Mattia Romani, EBRD Managing Director, Economics, Policy and Governance, said: “Blending concessional and commercial finance can unlock untapped investment into sustainable development, especially from the private sector, in the spirit of the ‘Billions to Trillions’ agenda. Working together towards this goal we have improved our coordination and effectiveness. As today’s report demonstrates this is a significant step forward and at the same time an appeal to intensify our efforts.”

According to the joint report “Blended Concessional Finance for Private Sector Projects” by the DFI Working Group, in 2017 more than US$ 9 billion of private investment projects were supported by about US$ 1.2 billion in concessional funds channelled through 23 multilateral and bilateral DFIs. These institutions invested about US$ 3.9 billion of their own commercial funds in these projects. The remaining finance of more than US$ 3.3 billion came largely from private lenders and investors.

The EBRD works in close coordination with its donor partners, clients and other development institutions to ensure that concessional funds – including co-investment grants and guarantees, amongst other instruments – are blended with its own commercial finance and private sector investment in line with the Bank’s mandate to foster transition to sustainable market economies.
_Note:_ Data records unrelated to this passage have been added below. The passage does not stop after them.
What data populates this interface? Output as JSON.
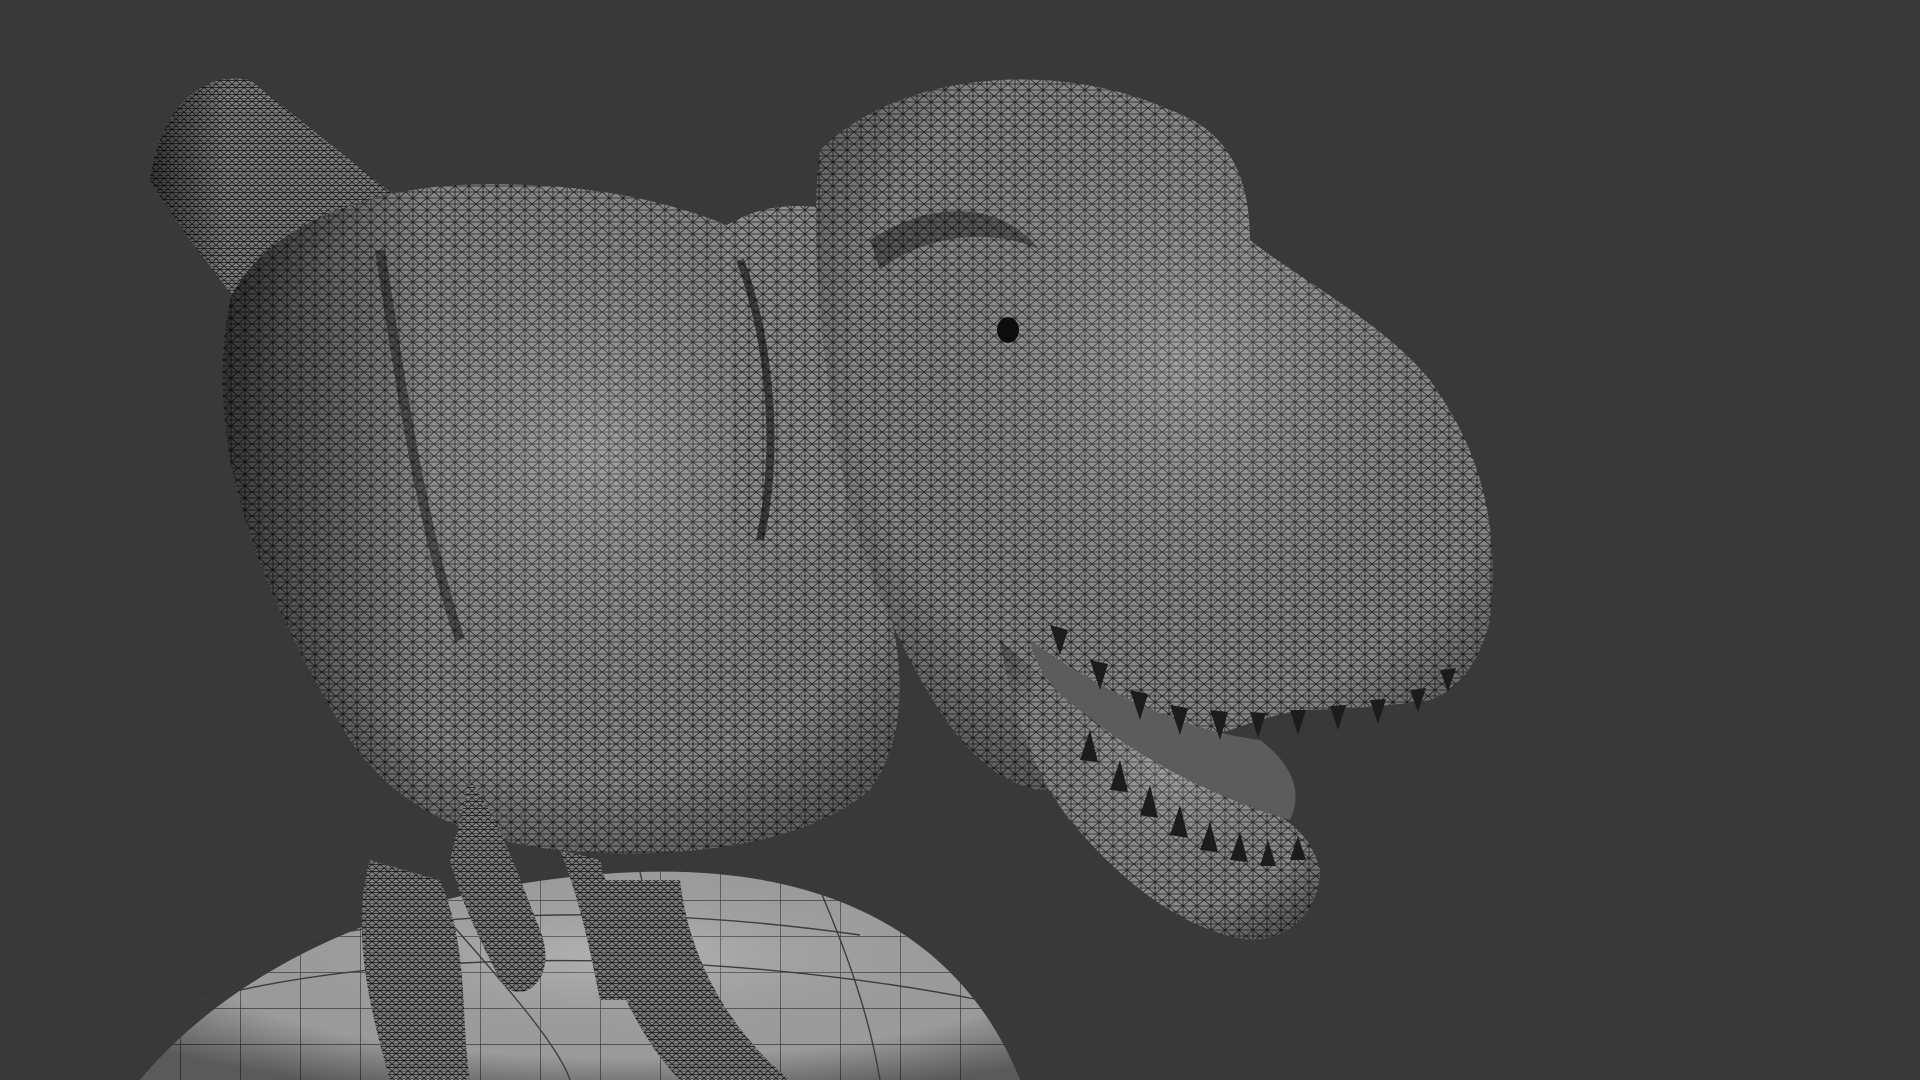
{
  "viewport": {
    "background_color": "#393939",
    "shading_mode": "wireframe-overlay-solid"
  },
  "scene": {
    "model": "tyrannosaurus-rex",
    "base_object": "sphere-pedestal",
    "mesh_face_color": "#8c8c8c",
    "mesh_wire_color": "#1a1a1a",
    "base_face_color": "#9a9a9a",
    "base_wire_color": "#3a3a3a"
  }
}
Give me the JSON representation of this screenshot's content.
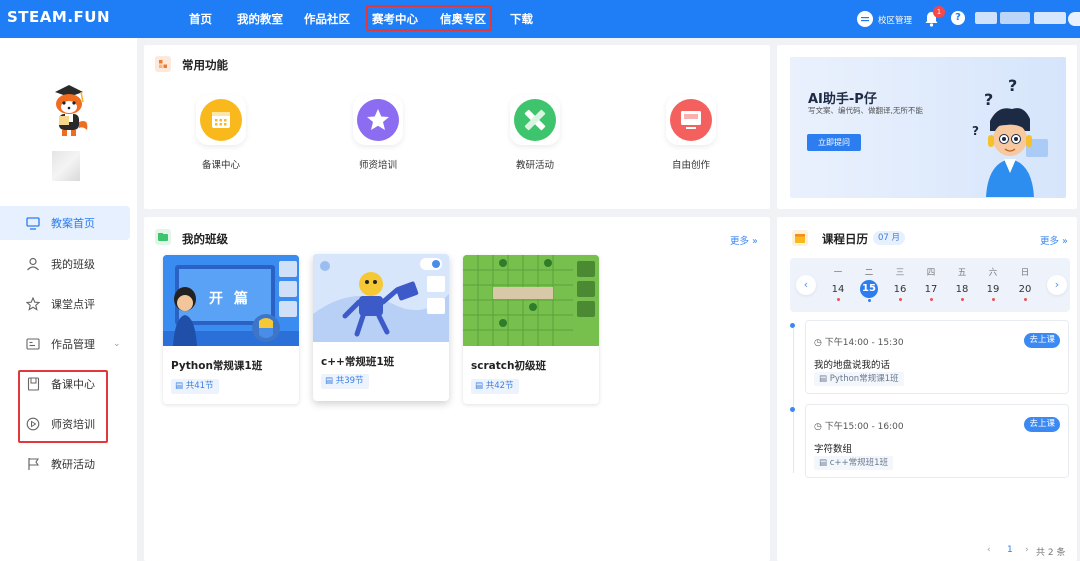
{
  "header": {
    "brand": "STEAM.FUN",
    "nav": [
      "首页",
      "我的教室",
      "作品社区",
      "赛考中心",
      "信奥专区",
      "下载"
    ],
    "campus_label": "校区管理",
    "notification_count": "1",
    "help_icon": "question-icon"
  },
  "sidebar": {
    "items": [
      {
        "label": "教案首页",
        "icon": "monitor-icon"
      },
      {
        "label": "我的班级",
        "icon": "user-icon"
      },
      {
        "label": "课堂点评",
        "icon": "star-icon"
      },
      {
        "label": "作品管理",
        "icon": "card-icon"
      },
      {
        "label": "备课中心",
        "icon": "book-icon"
      },
      {
        "label": "师资培训",
        "icon": "play-icon"
      },
      {
        "label": "教研活动",
        "icon": "flag-icon"
      }
    ]
  },
  "common": {
    "title": "常用功能",
    "items": [
      {
        "label": "备课中心",
        "color": "#f9b81c"
      },
      {
        "label": "师资培训",
        "color": "#8c6cf0"
      },
      {
        "label": "教研活动",
        "color": "#3ec46d"
      },
      {
        "label": "自由创作",
        "color": "#f4605e"
      }
    ]
  },
  "ai": {
    "title": "AI助手-P仔",
    "subtitle": "写文案、编代码、做翻译,无所不能",
    "button": "立即提问"
  },
  "classes": {
    "title": "我的班级",
    "more": "更多 »",
    "cover_text": "开 篇",
    "items": [
      {
        "name": "Python常规课1班",
        "lessons": "共41节"
      },
      {
        "name": "c++常规班1班",
        "lessons": "共39节"
      },
      {
        "name": "scratch初级班",
        "lessons": "共42节"
      }
    ]
  },
  "calendar": {
    "title": "课程日历",
    "month": "07 月",
    "more": "更多 »",
    "weekdays": [
      "一",
      "二",
      "三",
      "四",
      "五",
      "六",
      "日"
    ],
    "days": [
      "14",
      "15",
      "16",
      "17",
      "18",
      "19",
      "20"
    ],
    "selected": "15",
    "events": [
      {
        "time": "下午14:00 - 15:30",
        "name": "我的地盘说我的话",
        "class": "Python常规课1班",
        "action": "去上课"
      },
      {
        "time": "下午15:00 - 16:00",
        "name": "字符数组",
        "class": "c++常规班1班",
        "action": "去上课"
      }
    ],
    "pager_current": "1",
    "pager_total": "共 2 条"
  },
  "colors": {
    "primary": "#1f7ef5",
    "highlight": "#e1393b"
  }
}
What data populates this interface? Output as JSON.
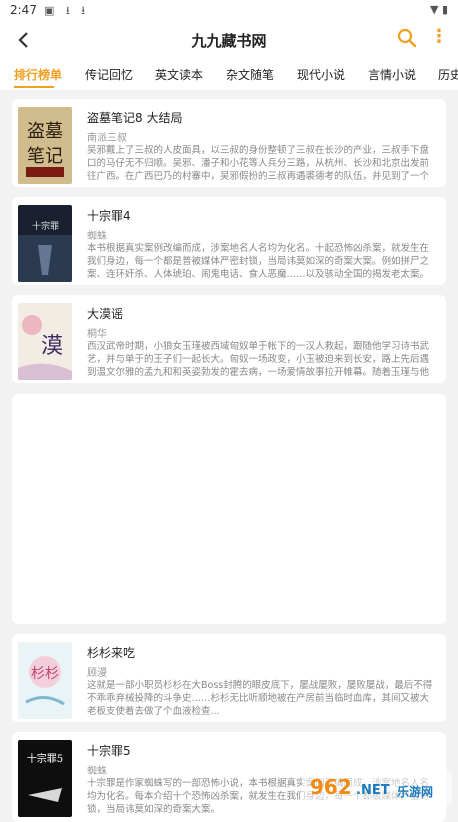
{
  "status": {
    "time": "2:47"
  },
  "app": {
    "title": "九九藏书网"
  },
  "tabs": [
    "排行榜单",
    "传记回忆",
    "英文读本",
    "杂文随笔",
    "现代小说",
    "言情小说",
    "历史"
  ],
  "books": [
    {
      "title": "盗墓笔记8 大结局",
      "author": "南派三叔",
      "desc": "吴邪戴上了三叔的人皮面具，以三叔的身份整顿了三叔在长沙的产业，三叔手下盘口的马仔无不归顺。吴邪、潘子和小花等人兵分三路，从杭州、长沙和北京出发前往广西。在广西巴乃的村寨中，吴邪假扮的三叔再遇裘德考的队伍，并见到了一个很眼熟化妆..."
    },
    {
      "title": "十宗罪4",
      "author": "蜘蛛",
      "desc": "本书根据真实案例改编而成，涉案地名人名均为化名。十起恐怖凶杀案，就发生在我们身边，每一个都是普被媒体严密封锁，当局讳莫如深的奇案大案。例如拼尸之案、连环奸杀、人体琥珀、闹鬼电话、食人恶魔……以及骇动全国的揭发老太案。四个超级警察..."
    },
    {
      "title": "大漠谣",
      "author": "桐华",
      "desc": "西汉武帝时期，小狼女玉瑾被西域匈奴单于帐下的一汉人救起，跟随他学习诗书武艺，并与单于的王子们一起长大。匈奴一场政变，小玉被迫来到长安，路上先后遇到温文尔雅的孟九和和英姿勃发的霍去病，一场爱情故事拉开帷幕。随着玉瑾与他们的一次次..."
    },
    {
      "title": "杉杉来吃",
      "author": "顾漫",
      "desc": "这就是一部小职员杉杉在大Boss封腾的眼皮底下，屡战屡败，屡败屡战，最后不得不乖乖弃械投降的斗争史……杉杉无比听顺地被在产房前当临时血库，其间又被大老板支使着去做了个血液检查..."
    },
    {
      "title": "十宗罪5",
      "author": "蜘蛛",
      "desc": "十宗罪是作家蜘蛛写的一部恐怖小说，本书根据真实案例改编而成，涉案地名人名均为化名。每本介绍十个恐怖凶杀案，就发生在我们身边，每一个都被媒体严密封锁，当局讳莫如深的奇案大案。"
    }
  ],
  "colors": {
    "accent": "#f0a020",
    "background": "#f2f2f2"
  },
  "icons": [
    "back-arrow-icon",
    "search-icon",
    "more-vertical-icon"
  ],
  "watermark": {
    "text": "962.NET 乐游网"
  }
}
In 2017, almost 70 per cent of blended concessional finance in private sector operations targeted green growth.

The joint DFI Working Group report showed that senior debt and equity were the most common concessional instruments used by the reporting DFIs. The predominant sectors were infrastructure, in many cases for climate projects, banking and finance, predominantly to support small and medium-sized enterprises (SMEs).

The projects financed in 2017 illustrate that blended concessional finance is a critical tool for developing private sector markets, fostering innovation and engaging private finance in some of the most challenging settings. This was highlighted by several blended concessional finance projects in 2017, including pioneering renewable energy projects, the financing of new technologies, and innovative projects to mobilise finance for SME development.

The DFI report also highlights the extensive work the institutions have undertaken to ensure that they use concessional funds effectively and efficiently. In 2017, they adopted a set of five principles (the DFI Enhanced Principles) for using concessional resources. These principles emphasise the need to minimise the amount of concessionality in projects, and ensure that projects can eventually operate in a sector without subsidy. Since then, the DFIs have made progress in developing governance and approval processes, operating guidelines and training programmes for the effective use of the DFI Enhanced Principles throughout their organisations.

The release of the report was announced at the Tri Hita Karana (THK) Forum on Sustainable Development in Bali where many attendees endorsed a programme to complement the DFI work, called the “Tri Hita Karana Roadmap for Blended Finance.” This roadmap, the development of which was led by the OECD, covers a broader range of public or private support for private sector projects beyond the use of concessional finance, but fully consistent with the DFI Principles. The DFI Working Group contributed to and supports the THK Roadmap. The Group sees it as providing important shared values and a common narrative for all stakeholders engaged in supporting private sector projects for development and in helping reach the Sustainable Development Goals

The EBRD was established in 1991 to strengthen the private sector in the economies where it invests. In its operations the Bank is guided by the principle of mobilising the private sector (“additionality”) and by the requirements that its investment must be commercially viable (“sound banking”) and contribute to economic reform (“transition impact”). To date, the EBRD has invested more than €125 billion through more than 5,000 projects in Europe, Asia and Africa.